How often should you cut your dogs nails?

Keeping your dog’s nails well-trimmed and clipped is an essential part of the grooming process. If your dog can easily tolerate getting their nails cut, then you can easily cut or file them yourself. You must ensure that you have the confidence, patience and experience to cut your dog’s nails. Some dog breeds have a darker coloured nail and therefore its harder to see where the vain ends. If your dog does have black nails, then its recommended to either file the end ever so gently or take your dog to the vets where they can get their nails cut professionally.

The frequency depends on several different factors, which include the breed of the dog and their lifestyle. A dog breed that spends a lot of time outdoors running around and exploring will naturally file their own nails from the surface of the ground. A dog that falls into the toy dog breed group spends more time indoors and therefore will need their nails cutting more frequently.

 My dog won’t let me cut their nails

If your dog is refusing to allow you near their nails, then you must stop immediately. If you push too much they may wriggle, and you can cause injury to the nail. A wriggling dog can cause you to pull too hard with the clipper and dislodge their nail from their nail bed. You can also stress your dog out by forcing them to keep still whilst cutting their nails. All this combined will only make the dog more scared and difficult to cut their nails in the future.

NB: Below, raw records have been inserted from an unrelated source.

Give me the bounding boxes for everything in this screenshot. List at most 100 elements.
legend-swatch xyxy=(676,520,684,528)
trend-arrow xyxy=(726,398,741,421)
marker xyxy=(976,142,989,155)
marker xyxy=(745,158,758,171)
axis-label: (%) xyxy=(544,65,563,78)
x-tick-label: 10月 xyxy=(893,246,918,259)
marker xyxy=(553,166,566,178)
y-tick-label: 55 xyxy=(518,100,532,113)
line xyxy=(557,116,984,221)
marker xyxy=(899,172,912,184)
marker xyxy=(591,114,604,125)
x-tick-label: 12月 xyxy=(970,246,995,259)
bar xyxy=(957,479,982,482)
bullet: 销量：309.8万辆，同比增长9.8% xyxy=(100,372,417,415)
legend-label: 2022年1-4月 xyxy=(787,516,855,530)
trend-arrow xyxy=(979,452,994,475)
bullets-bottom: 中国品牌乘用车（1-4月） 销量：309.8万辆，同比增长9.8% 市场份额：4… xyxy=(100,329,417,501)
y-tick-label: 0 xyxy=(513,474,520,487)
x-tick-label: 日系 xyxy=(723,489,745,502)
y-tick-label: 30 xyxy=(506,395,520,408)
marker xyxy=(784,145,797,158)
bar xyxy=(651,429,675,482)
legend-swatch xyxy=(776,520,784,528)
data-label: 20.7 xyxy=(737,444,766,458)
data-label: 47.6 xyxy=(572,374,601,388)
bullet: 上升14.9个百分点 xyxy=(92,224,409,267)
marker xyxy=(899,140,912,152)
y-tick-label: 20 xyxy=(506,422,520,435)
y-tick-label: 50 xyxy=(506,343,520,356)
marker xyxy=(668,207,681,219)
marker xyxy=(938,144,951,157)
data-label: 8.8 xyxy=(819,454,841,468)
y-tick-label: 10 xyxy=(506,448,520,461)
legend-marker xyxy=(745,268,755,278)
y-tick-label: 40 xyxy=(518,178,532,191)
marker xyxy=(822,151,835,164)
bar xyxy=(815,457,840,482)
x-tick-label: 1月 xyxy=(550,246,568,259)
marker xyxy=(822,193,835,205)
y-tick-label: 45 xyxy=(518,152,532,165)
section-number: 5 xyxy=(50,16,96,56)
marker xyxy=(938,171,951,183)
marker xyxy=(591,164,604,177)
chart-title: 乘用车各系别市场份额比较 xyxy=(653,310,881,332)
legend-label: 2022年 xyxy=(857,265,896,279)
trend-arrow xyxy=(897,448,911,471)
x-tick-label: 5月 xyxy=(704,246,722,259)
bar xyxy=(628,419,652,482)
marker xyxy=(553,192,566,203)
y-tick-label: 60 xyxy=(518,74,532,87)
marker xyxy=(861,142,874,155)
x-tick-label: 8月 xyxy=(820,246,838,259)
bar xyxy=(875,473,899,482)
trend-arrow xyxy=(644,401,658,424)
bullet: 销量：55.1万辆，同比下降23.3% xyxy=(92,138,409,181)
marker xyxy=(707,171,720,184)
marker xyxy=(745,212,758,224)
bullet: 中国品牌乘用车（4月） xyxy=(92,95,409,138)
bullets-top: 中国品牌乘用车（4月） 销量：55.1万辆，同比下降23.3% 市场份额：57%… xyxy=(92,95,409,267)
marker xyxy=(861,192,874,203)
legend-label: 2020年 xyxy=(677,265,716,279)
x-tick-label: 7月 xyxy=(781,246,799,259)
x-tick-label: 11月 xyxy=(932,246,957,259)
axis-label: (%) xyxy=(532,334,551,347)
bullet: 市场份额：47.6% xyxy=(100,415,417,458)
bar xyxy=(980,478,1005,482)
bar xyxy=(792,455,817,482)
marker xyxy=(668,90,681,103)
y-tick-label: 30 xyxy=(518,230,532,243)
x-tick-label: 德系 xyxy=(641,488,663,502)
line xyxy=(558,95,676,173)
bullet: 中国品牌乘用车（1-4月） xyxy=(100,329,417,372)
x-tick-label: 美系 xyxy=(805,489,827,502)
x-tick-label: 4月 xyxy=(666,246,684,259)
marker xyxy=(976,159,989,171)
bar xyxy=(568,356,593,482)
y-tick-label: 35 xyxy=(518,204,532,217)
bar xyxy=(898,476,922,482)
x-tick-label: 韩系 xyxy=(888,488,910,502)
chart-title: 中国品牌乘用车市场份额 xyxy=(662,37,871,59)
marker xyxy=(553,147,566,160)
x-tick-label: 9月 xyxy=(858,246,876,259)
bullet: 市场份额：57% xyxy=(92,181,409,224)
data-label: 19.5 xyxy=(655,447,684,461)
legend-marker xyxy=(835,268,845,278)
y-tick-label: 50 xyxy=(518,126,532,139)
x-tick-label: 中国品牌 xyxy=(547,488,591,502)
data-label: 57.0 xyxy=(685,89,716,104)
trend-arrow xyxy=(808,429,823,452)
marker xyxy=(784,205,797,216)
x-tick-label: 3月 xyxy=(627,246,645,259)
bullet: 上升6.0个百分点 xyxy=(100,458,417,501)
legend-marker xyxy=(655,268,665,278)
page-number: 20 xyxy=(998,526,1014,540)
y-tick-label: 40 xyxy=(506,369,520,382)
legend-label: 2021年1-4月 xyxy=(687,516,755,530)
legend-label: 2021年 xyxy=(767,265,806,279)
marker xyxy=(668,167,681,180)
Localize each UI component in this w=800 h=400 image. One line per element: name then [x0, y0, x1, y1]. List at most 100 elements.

Instead, you should stop what you’re doing and let the dog destress and instead book an appointment at the vets or local grooming parlour where they can be seen professionally.

If your dog really won’t tolerate you cutting his nails, then you should never just leave them. Instead, speak to a professional dog groomer or your veterinarian who may have more success. 

Recommended nail clippers

There are two recommended nail clippers suitable for cutting your dogs nails, these are the scissor style and guillotine. Personal preference is the key to choosing what cutter you go for. Both work equally well and have the same performance.

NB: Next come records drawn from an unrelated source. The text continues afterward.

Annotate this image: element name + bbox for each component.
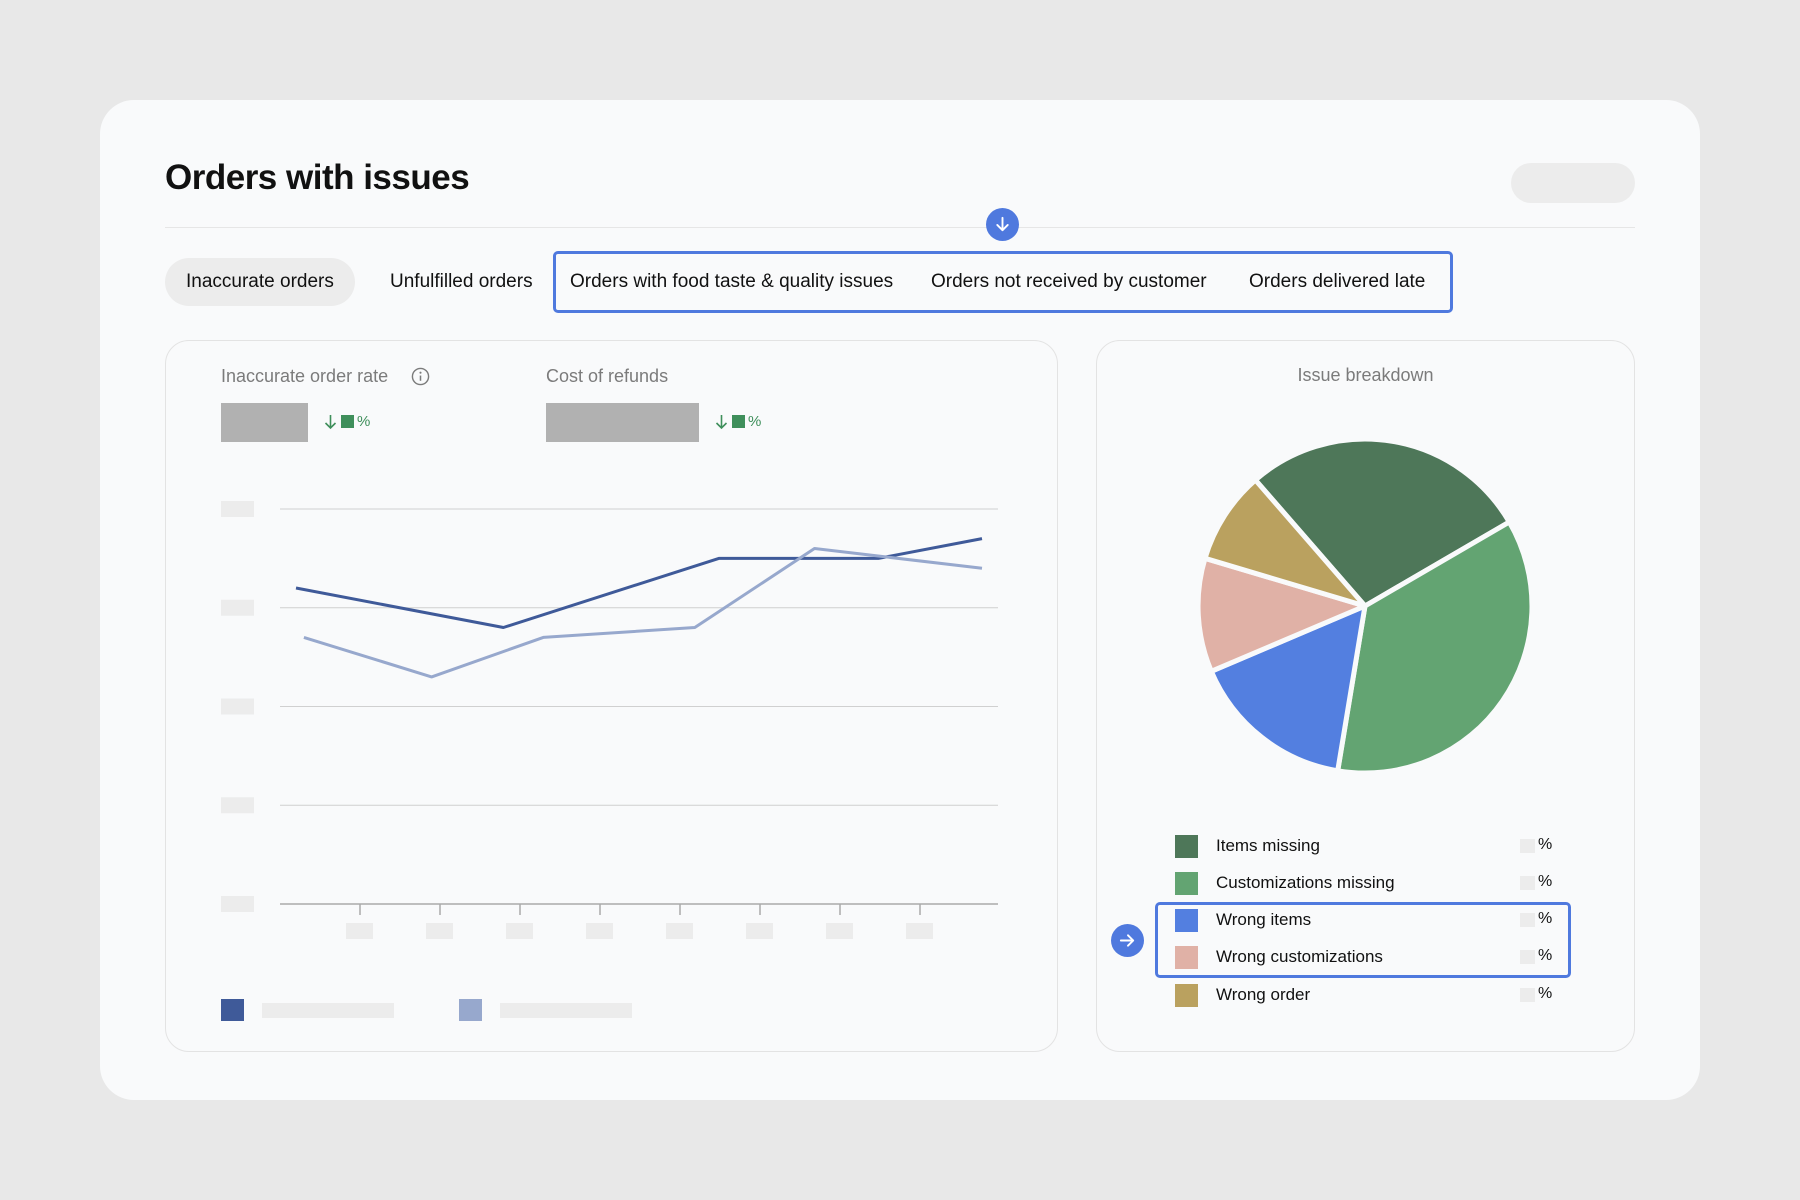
percent-placeholder bbox=[1520, 913, 1535, 927]
metric-delta: % bbox=[714, 413, 761, 430]
percent-placeholder bbox=[1520, 839, 1535, 853]
metric-label-cost-of-refunds: Cost of refunds bbox=[546, 366, 669, 386]
breakdown-legend-row: Items missing % bbox=[1175, 833, 1555, 861]
arrow-down-icon bbox=[715, 414, 728, 429]
y-tick-label-placeholder bbox=[221, 698, 254, 715]
arrow-down-icon bbox=[986, 208, 1019, 241]
x-tick-label-placeholder bbox=[586, 923, 613, 939]
breakdown-legend-row: Wrong customizations % bbox=[1175, 944, 1555, 972]
y-tick-label-placeholder bbox=[221, 599, 254, 616]
breakdown-legend-row: Customizations missing % bbox=[1175, 870, 1555, 898]
metric-value-placeholder bbox=[546, 403, 699, 442]
percent-placeholder bbox=[1520, 876, 1535, 890]
delta-value-placeholder bbox=[732, 415, 745, 428]
legend-swatch-wrong-order bbox=[1175, 984, 1198, 1007]
pie-slice-wrong-customizations bbox=[1195, 555, 1368, 674]
pie-slice-customizations-missing bbox=[1335, 519, 1535, 776]
percent-placeholder bbox=[1520, 988, 1535, 1002]
pie-slice-wrong-items bbox=[1208, 603, 1368, 774]
legend-unit: % bbox=[1538, 836, 1553, 853]
legend-unit: % bbox=[1538, 873, 1553, 890]
pie-slice-items-missing bbox=[1252, 436, 1512, 609]
x-tick-label-placeholder bbox=[346, 923, 373, 939]
legend-swatch-series-2 bbox=[459, 999, 482, 1021]
tab-delivered-late[interactable]: Orders delivered late bbox=[1249, 271, 1426, 292]
legend-swatch-wrong-items bbox=[1175, 909, 1198, 932]
action-pill-button[interactable] bbox=[1511, 163, 1635, 203]
delta-unit: % bbox=[357, 413, 371, 430]
info-icon[interactable] bbox=[411, 367, 430, 386]
y-tick-label-placeholder bbox=[221, 501, 254, 517]
y-tick-label-placeholder bbox=[221, 797, 254, 814]
x-tick-label-placeholder bbox=[826, 923, 853, 939]
metric-delta: % bbox=[323, 413, 370, 430]
percent-placeholder bbox=[1520, 950, 1535, 964]
x-tick-label-placeholder bbox=[506, 923, 533, 939]
metric-label-inaccurate-rate: Inaccurate order rate bbox=[221, 366, 389, 386]
tab-food-quality-issues[interactable]: Orders with food taste & quality issues bbox=[570, 271, 894, 292]
breakdown-title: Issue breakdown bbox=[1297, 365, 1434, 385]
legend-unit: % bbox=[1538, 947, 1553, 964]
header-divider bbox=[165, 227, 1635, 228]
legend-unit: % bbox=[1538, 985, 1553, 1002]
x-tick-label-placeholder bbox=[666, 923, 693, 939]
x-tick-label-placeholder bbox=[746, 923, 773, 939]
series-line-2 bbox=[303, 547, 983, 679]
legend-swatch-wrong-customizations bbox=[1175, 946, 1198, 969]
arrow-right-icon bbox=[1111, 924, 1144, 957]
delta-value-placeholder bbox=[341, 415, 354, 428]
metric-value-placeholder bbox=[221, 403, 308, 442]
legend-label-customizations-missing: Customizations missing bbox=[1216, 873, 1395, 892]
legend-label-items-missing: Items missing bbox=[1216, 836, 1320, 855]
legend-unit: % bbox=[1538, 910, 1553, 927]
series-line-1 bbox=[295, 537, 983, 629]
breakdown-legend-row: Wrong items % bbox=[1175, 907, 1555, 935]
tab-unfulfilled-orders[interactable]: Unfulfilled orders bbox=[390, 271, 533, 292]
y-tick-label-placeholder bbox=[221, 896, 254, 912]
legend-label-placeholder bbox=[262, 1003, 394, 1018]
tab-not-received[interactable]: Orders not received by customer bbox=[931, 271, 1207, 292]
pie-slice-wrong-order bbox=[1202, 477, 1368, 609]
legend-label-placeholder bbox=[500, 1003, 632, 1018]
arrow-down-icon bbox=[324, 414, 337, 429]
x-tick-label-placeholder bbox=[906, 923, 933, 939]
delta-unit: % bbox=[748, 413, 762, 430]
legend-swatch-customizations-missing bbox=[1175, 872, 1198, 895]
legend-label-wrong-items: Wrong items bbox=[1216, 910, 1312, 929]
legend-label-wrong-customizations: Wrong customizations bbox=[1216, 947, 1383, 966]
x-tick-label-placeholder bbox=[426, 923, 453, 939]
legend-swatch-items-missing bbox=[1175, 835, 1198, 858]
legend-label-wrong-order: Wrong order bbox=[1216, 985, 1311, 1004]
tab-inaccurate-orders[interactable]: Inaccurate orders bbox=[165, 258, 355, 306]
page-title: Orders with issues bbox=[165, 158, 470, 197]
legend-swatch-series-1 bbox=[221, 999, 244, 1021]
breakdown-legend-row: Wrong order % bbox=[1175, 982, 1555, 1010]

Five easy steps for cutting your dogs nails

  • Inspect your dogs’ paws to ensure their pads are free of debris, dirt or ticks
  • Ensure you have a firm but gentle hold of their paw. Hold the trimmer so that you’re cutting them nail from the top to the bottom at a very slight angle. You must not do this side-to-side and never trim at a blunt angle. Whilst trimming the nail you must try to maintain the natural curve of the nail
  • Cut a little bit of the nail each time. Do this gently until you see the beginning of the nail-coloured circle., The nail-coloured circle indicates that you are close to the vein that runs through the nail, this is known as the quick. If you do cut the vein, it will bleed. Simply use a cold compress to stop the bleeding and supervise to ensure that it stops. If you’re concerned, then you must take your dog to the vest immediately.
  • File the nails after cutting to ensure their smooth and to prevent any snagging.